3.  Carrying of or discharging of firearms, bows and paintball guns, as well as hunting, shooting or trapping, are prohibited on all Conservation Areas. Fishing with State license in season is allowed unless the area is posted.
4.  Use of alcohol and illicit drugs on Lynnfield Conservation Lands is prohibited.
5.  Overnight camping will be permitted with written permission and allocation of camp site from the Conservation Commission Chairman or Administrator for organized or family groups, provided an adult is present at all times.
6.  Permission to camp may be denied at the discretion of the Conservation Commission for any reason relating to health, safety, overcrowding, forest fire danger, or prior violations of these rules by some or any of the group applying for the permit. Citizens of the Town may be given priority. Citizens of other towns may be required to present references.

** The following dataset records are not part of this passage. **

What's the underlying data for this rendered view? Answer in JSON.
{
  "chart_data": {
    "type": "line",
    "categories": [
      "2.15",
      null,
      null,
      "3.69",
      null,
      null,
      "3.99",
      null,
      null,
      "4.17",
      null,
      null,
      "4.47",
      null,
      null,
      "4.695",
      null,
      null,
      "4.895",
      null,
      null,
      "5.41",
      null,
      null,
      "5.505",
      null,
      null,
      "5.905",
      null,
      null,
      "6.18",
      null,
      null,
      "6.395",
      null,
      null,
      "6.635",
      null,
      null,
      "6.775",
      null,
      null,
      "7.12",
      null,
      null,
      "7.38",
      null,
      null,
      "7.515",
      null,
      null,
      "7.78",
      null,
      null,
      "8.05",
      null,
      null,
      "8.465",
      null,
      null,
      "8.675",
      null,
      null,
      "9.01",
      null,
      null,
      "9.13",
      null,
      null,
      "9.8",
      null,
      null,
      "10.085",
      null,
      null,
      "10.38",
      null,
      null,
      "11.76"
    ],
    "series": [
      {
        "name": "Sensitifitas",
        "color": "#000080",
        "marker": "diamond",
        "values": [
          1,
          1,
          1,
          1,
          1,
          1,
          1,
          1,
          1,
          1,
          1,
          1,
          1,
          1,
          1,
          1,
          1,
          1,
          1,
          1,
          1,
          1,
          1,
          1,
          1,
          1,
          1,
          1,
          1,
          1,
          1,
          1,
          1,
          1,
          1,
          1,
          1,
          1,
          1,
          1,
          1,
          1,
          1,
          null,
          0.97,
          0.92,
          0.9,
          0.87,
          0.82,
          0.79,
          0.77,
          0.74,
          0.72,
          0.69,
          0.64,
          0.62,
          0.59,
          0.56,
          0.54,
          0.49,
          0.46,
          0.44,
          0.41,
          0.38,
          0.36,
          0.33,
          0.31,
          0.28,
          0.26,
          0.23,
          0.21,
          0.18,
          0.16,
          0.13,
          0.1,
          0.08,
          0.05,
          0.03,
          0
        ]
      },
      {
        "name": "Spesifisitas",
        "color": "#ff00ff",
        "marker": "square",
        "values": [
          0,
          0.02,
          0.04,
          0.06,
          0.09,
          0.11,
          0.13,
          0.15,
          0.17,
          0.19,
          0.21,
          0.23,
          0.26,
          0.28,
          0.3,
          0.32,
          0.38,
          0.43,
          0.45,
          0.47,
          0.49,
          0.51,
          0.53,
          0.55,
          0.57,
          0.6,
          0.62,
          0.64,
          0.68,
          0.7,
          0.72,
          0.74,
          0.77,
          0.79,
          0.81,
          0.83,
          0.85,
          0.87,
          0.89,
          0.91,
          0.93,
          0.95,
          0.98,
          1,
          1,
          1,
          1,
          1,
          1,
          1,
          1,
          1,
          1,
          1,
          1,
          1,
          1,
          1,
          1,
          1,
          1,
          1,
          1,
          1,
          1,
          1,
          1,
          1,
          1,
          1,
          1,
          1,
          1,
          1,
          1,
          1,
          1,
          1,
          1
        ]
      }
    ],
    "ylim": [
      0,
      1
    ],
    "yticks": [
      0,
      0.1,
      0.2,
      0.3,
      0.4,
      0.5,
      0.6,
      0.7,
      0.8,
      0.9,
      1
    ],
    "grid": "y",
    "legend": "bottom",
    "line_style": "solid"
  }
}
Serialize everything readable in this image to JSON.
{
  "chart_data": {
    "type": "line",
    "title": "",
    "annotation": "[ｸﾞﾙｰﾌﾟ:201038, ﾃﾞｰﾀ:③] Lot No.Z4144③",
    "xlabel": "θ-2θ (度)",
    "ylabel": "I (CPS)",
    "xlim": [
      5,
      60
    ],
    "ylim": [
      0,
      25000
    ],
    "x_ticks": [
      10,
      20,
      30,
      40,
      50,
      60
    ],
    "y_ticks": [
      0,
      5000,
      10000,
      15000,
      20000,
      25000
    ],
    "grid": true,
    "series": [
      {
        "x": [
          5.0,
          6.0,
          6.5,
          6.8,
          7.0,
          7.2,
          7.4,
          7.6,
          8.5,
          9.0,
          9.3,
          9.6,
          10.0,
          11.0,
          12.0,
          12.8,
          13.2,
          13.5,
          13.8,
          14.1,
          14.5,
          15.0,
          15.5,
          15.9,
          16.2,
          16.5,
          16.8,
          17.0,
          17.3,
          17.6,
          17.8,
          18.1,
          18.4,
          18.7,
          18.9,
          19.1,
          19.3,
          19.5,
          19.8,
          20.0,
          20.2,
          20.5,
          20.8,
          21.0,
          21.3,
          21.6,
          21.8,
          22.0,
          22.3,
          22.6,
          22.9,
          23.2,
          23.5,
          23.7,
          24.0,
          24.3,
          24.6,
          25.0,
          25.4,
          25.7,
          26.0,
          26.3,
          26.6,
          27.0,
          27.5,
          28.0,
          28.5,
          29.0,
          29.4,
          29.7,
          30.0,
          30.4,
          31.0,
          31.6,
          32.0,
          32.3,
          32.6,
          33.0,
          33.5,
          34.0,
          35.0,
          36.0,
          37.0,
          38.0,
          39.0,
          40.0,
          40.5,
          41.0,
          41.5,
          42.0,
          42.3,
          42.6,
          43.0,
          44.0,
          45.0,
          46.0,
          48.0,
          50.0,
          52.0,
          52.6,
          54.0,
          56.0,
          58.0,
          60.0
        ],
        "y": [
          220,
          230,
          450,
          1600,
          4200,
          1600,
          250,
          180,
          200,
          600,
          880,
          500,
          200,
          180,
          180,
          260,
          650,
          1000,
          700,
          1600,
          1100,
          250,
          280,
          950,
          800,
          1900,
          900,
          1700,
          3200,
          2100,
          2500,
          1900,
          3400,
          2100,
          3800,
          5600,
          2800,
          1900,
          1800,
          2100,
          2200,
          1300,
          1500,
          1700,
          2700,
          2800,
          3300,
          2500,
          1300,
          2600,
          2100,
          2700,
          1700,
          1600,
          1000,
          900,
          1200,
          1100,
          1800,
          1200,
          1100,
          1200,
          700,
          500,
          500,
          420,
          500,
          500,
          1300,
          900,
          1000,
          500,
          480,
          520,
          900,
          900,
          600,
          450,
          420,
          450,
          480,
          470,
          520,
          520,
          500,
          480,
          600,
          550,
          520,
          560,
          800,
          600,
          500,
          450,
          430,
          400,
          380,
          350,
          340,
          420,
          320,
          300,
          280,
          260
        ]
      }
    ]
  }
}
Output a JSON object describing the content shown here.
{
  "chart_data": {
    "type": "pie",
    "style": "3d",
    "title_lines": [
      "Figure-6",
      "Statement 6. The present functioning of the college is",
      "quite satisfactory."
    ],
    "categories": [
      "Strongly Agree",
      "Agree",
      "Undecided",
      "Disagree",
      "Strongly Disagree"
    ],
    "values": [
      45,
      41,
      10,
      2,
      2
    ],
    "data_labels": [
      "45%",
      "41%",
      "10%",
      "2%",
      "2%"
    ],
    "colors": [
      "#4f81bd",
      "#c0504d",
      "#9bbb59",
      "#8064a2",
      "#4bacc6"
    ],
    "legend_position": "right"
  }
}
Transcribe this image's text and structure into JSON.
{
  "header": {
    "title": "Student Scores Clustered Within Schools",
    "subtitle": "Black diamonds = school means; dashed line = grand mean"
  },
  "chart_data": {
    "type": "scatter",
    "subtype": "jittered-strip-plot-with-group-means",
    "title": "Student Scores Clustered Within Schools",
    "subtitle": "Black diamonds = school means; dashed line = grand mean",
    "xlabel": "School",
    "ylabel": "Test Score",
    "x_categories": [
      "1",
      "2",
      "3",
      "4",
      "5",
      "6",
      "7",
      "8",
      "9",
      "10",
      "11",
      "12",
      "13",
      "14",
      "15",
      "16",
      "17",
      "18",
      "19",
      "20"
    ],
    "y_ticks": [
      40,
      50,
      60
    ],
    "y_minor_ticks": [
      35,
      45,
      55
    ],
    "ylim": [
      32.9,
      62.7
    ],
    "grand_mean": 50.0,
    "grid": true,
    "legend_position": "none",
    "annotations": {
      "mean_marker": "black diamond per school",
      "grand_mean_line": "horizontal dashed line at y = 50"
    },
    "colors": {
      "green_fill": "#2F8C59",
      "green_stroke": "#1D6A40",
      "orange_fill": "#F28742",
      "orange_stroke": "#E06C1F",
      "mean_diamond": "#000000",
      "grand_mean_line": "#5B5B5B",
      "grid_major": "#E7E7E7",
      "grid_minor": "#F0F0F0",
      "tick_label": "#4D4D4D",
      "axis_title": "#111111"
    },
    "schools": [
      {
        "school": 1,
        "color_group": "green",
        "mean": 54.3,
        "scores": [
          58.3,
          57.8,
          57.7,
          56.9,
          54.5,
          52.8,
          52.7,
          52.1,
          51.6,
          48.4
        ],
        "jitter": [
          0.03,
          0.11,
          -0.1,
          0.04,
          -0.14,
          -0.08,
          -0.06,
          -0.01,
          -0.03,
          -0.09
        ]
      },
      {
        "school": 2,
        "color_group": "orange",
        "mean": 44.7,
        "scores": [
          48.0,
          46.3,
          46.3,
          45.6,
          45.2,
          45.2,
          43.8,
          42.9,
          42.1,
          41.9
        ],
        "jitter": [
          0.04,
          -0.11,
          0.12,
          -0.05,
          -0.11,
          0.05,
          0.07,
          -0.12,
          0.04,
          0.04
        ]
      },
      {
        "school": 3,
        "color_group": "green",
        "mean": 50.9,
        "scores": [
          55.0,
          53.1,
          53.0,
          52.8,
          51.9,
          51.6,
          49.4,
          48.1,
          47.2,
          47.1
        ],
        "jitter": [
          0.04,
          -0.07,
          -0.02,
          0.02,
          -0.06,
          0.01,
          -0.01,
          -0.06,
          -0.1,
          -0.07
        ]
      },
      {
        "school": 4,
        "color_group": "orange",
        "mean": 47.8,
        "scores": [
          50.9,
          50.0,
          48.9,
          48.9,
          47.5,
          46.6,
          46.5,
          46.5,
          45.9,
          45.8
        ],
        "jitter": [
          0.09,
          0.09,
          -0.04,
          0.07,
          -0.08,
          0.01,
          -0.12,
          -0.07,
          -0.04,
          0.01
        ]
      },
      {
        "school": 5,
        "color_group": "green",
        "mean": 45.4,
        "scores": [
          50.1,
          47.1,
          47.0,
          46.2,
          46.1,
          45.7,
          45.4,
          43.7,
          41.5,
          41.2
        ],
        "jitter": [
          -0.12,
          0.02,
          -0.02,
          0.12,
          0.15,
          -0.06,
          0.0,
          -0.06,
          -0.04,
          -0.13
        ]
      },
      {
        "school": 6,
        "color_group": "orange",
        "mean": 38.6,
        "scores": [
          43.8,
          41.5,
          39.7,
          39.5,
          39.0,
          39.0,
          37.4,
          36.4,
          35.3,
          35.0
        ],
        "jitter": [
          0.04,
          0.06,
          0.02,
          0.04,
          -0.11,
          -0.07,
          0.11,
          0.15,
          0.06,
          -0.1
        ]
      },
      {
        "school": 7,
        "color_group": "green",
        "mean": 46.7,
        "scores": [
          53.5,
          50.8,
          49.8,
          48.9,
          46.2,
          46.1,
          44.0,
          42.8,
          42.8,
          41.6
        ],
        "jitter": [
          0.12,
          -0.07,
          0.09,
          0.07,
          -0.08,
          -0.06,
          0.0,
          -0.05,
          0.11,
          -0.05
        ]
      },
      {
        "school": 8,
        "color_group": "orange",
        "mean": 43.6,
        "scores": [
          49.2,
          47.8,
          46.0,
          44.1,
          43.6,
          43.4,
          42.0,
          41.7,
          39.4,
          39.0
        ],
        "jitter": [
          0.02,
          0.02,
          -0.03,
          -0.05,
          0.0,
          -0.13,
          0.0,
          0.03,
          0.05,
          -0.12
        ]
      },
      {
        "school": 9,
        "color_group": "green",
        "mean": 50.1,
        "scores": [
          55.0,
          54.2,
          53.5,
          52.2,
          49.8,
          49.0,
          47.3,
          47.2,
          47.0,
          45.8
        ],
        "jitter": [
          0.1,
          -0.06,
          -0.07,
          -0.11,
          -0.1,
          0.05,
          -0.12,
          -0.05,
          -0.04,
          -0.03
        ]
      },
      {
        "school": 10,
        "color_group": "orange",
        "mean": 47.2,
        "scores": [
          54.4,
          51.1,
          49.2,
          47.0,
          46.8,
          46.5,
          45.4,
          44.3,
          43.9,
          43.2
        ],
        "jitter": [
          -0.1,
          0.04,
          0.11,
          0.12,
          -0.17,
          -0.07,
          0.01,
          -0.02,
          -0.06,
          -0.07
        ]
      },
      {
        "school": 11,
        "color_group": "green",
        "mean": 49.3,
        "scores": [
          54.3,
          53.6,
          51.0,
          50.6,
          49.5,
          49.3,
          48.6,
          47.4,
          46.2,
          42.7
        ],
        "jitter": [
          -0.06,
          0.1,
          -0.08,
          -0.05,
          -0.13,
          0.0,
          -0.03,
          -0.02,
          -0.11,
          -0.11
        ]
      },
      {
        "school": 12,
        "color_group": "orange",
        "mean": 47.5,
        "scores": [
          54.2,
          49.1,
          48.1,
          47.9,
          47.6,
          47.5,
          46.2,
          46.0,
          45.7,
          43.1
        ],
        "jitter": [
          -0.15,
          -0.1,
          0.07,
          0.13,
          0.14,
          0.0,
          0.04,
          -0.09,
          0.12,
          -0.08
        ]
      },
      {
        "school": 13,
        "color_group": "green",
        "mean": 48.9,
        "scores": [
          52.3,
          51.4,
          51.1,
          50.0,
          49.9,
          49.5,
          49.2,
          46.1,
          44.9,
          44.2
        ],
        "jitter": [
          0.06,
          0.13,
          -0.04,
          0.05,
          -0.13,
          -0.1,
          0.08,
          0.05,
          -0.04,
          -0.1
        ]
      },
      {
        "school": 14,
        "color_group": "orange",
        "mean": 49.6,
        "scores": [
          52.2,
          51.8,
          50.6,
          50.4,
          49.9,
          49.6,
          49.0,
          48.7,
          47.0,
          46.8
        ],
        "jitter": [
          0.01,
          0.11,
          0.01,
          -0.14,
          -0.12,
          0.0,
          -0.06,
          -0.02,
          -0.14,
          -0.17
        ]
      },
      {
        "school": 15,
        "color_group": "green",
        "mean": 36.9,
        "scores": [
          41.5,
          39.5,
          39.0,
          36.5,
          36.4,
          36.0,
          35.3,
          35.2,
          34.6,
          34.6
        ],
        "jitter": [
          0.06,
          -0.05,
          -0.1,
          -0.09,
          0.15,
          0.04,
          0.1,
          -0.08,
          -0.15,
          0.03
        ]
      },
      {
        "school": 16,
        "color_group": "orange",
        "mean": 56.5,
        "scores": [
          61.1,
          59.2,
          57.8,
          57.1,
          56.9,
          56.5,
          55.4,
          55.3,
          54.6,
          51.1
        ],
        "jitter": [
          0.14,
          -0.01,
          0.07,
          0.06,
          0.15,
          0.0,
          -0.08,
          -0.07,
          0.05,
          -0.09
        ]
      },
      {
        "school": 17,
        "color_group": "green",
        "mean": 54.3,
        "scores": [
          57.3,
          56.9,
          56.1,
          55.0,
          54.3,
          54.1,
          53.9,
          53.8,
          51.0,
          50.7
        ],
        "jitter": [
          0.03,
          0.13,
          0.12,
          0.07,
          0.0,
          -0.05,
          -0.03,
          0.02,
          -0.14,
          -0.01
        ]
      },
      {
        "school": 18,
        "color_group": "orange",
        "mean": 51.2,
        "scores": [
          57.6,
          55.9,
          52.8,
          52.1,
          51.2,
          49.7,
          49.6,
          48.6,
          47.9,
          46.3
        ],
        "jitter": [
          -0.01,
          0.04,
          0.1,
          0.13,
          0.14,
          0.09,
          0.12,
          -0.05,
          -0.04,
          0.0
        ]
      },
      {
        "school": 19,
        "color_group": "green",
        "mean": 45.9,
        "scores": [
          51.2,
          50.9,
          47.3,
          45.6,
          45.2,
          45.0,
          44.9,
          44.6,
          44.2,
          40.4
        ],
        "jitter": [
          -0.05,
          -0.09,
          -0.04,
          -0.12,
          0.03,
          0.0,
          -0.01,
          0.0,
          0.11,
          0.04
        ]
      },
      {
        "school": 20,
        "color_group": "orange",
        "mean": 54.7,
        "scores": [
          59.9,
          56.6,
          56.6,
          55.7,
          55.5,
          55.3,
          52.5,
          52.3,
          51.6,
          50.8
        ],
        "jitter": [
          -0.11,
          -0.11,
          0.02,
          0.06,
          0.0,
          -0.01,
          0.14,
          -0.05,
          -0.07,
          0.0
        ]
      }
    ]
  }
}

7.  Conservation Areas are meant to be preserved in a natural state. Cans, bottles and garbage are to be placed in receptacles.  If receptacles are not provided, trash is to be taken away. No plants are to be removed, cut or defaced. The removal of wildlife is prohibited by State law. Fires are prohibited unless an authorized permit has been obtained from the Lynnfield Fire Department.  Firewood should be provided by the camper.
8.  No trails may be cut or marked. The building of any dam or any structure without written authorization of the Conservation Commission.
9.  Visitors to Conservation Areas are urged to leave them cleaner than they found them and to report violations of any of these rules and regulations to the Conservation Commission, any Selectman, or to the Chief of Police.
10.  No cars, trucks, dirt bikes, ATV's or other powered vehicles or tools are allowed, except for police, civil defense, fire and public works department vehicles of the Town of Lynnfield without prior written approval by the Conservation Commission.
11. The Conservation Commission does not have the personnel to patrol conservation lands, and cannot assume for the Town any liability for injuries, damage to property, or other loss to persons going on such areas. Such persons assume, by reason of entry, all risks involved.
12. Violations of these regulations shall be punishable by fines of $50 for a first offense and $100 for a subsequent offense.